American Sniper – recensione

American sniper (nuove immagini ufficiali del film)

American Sniper di Clint Eastwood, con Bradley Cooper, Sienna Miller   USA 2014

di Emanuele D’Aniello

Probabilmente non siamo stati gli unici ad accorgerci del fallimento di Jersey Boys, e lo stesso Clint Eastwood ha voluto tirare fuori un secondo film nello stesso anno per rimediare. Ritenta, sarai più fortunato, dice l’adagio. Ma se due indizi fanno una prova, dobbiamo iniziare a preoccuparci. American Sniper non è brutto film, ma un film fatto abbastanza male, scritto ancora peggio, su un soggetto assolutamente privo di valore cinematografico.

Chris Kyle non è un eroe, e nel film stesso non compie una sola azione autenticamente eroica. E’ un soldato che ha compiuto il proprio dovere, e anzi, tra gli stessi americani molti hanno sollevato il dubbio sull’elogiare una persona che, fondamentale, ha ucciso e basta.
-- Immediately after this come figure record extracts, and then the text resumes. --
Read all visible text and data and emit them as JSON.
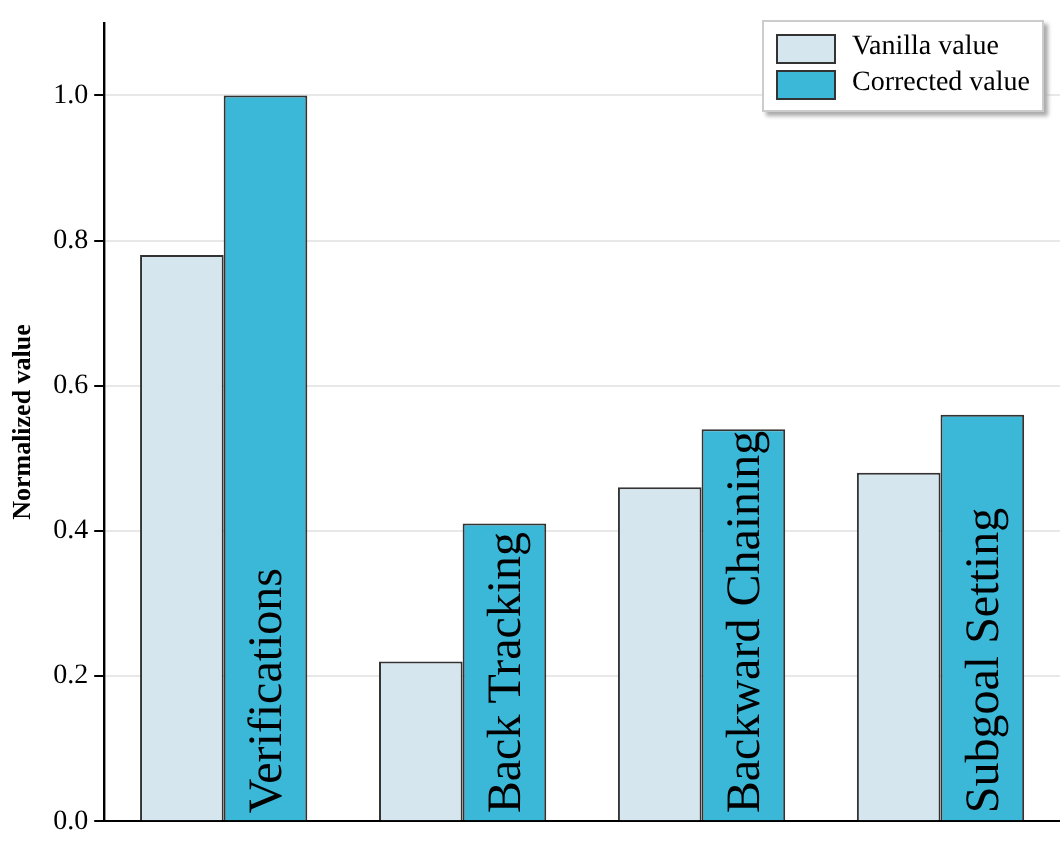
{
  "chart_data": {
    "type": "bar",
    "ylabel": "Normalized value",
    "categories": [
      "Verifications",
      "Back Tracking",
      "Backward Chaining",
      "Subgoal Setting"
    ],
    "series": [
      {
        "name": "Vanilla value",
        "color": "#d6e6ee",
        "values": [
          0.78,
          0.22,
          0.46,
          0.48
        ]
      },
      {
        "name": "Corrected value",
        "color": "#3bb8d8",
        "values": [
          1.0,
          0.41,
          0.54,
          0.56
        ]
      }
    ],
    "ylim": [
      0,
      1.1
    ],
    "yticks": [
      {
        "value": 0,
        "label": "0.0"
      },
      0.2,
      0.4,
      0.6,
      0.8,
      {
        "value": 1,
        "label": "1.0"
      }
    ],
    "grid": "y",
    "legend": "top right"
  }
}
Prendere ad esempio la vita di Kyle per proseguire il discorso della dipendenza dalla guerra, già affrontato con risultati migliori da The Hurt Lockerad esempio, è piuttosto sbagliato. Così facendo, American Sniper diventa a tutti gli effetti il classico film propagandistico, un film a tesi in cui c’è spazio solo per il bianco e il nero. Eastwood spesso ha sollevato interessanti questioni che lo hanno ritratto come un repubblicano assolutamente controcorrente – l’eutanasia in Million Dollar Baby, la tolleranza multiculturale in Gran Torino, l’omosessualità in J. Edgar – eppure adesso ci presente un film in cui esiste una guerra per cui vale la pena fieramente combattere e soldati che devono proteggere i più deboli anche da chi non è in grado di farlo. Tutto ciò nel modo più diretto, meno sottile e più banale possibile.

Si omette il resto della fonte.